И вот мы этот первый класс оканчиваем. Что в семь лет год, то в 49 - семь лет, верно ведь? И конечно, отбарабанив такое, начинаешь уже чувствовать себя образованным, в общем-то взрослым человеком. А я, тем более, в библиотеку ходил (записался я было и в кружок вышивания, да там такие огромные парты, что ни черта вожатую не видать, я и бросил это дело - унизительно же все-таки); год в библиотеку ходить - не шутка; не было такой темы, чтобы я не знал. Устройство вселенной - досконально. Историю человечества - тем более. Не забуду, как впаривал бабушке, что, мол, сто лет назад люди были еще обезьяны, а потом постепенно превратились в людей. А до обезьян они были ящерами (слово "динозавр" тогда еще не доминировало в дискурсе), а до ящеров - рыбами.

Вот тогда-то, по окончании первого класса, и допустил нас с Ленькой Петр Арефьевич Карельский, сухопутный боцман, вес 110 кило (нынче - плевое дело, а тогда было редкостью), допустил он нас до лодки-двойки, на каких курсанты тренируются, и гоняли мы с Ленькой на двойке среди льдин по Двине. Спасжилетов тогда не было, были спасательные круги - да какая разница, на Двине среди льдин! А летом повезла меня мать в Москву, к двоюродной моей сестре Зине в гости. От Архангельска до Москвы 1041 километр, это полторы сутки ехать.
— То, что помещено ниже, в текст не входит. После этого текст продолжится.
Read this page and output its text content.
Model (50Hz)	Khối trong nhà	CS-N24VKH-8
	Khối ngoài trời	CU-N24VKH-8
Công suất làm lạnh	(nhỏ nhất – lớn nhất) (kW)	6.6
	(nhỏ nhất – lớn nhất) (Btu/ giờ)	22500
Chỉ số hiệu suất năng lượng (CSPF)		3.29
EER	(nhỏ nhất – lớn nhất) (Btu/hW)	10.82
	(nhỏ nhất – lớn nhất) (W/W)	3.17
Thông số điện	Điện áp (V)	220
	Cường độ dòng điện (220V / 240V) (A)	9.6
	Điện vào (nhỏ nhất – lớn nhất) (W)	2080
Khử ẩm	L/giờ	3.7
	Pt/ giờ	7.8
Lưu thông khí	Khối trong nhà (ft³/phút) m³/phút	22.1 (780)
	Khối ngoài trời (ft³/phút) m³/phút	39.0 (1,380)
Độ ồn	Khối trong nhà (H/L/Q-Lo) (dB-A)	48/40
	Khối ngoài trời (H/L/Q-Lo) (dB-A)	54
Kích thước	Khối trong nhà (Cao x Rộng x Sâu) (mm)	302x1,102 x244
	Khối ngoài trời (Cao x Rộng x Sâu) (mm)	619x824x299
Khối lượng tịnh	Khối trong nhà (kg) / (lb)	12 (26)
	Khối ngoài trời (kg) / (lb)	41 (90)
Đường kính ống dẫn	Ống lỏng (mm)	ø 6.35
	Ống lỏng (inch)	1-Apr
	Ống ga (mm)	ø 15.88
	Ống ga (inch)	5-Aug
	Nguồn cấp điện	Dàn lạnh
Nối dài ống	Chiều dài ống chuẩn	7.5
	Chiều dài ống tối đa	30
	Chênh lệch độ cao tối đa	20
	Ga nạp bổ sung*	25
Последние триста километров - санитарная зона, в туалет нельзя. Поэтому часов за шесть до этой самой зоны мать ко мне стала приставать с перерывами в десять минут - "писать хочешь? поди сходи, а то закроют потом". Я сижу, читаю книжку, а мне опять - "писать хочешь? поди сходи, а то закроют потом". Взрослый же практически человек - а спрашивают, не хочу ли писать. Нет, ребята, кто этот кошмар не пережил, тому и не понять.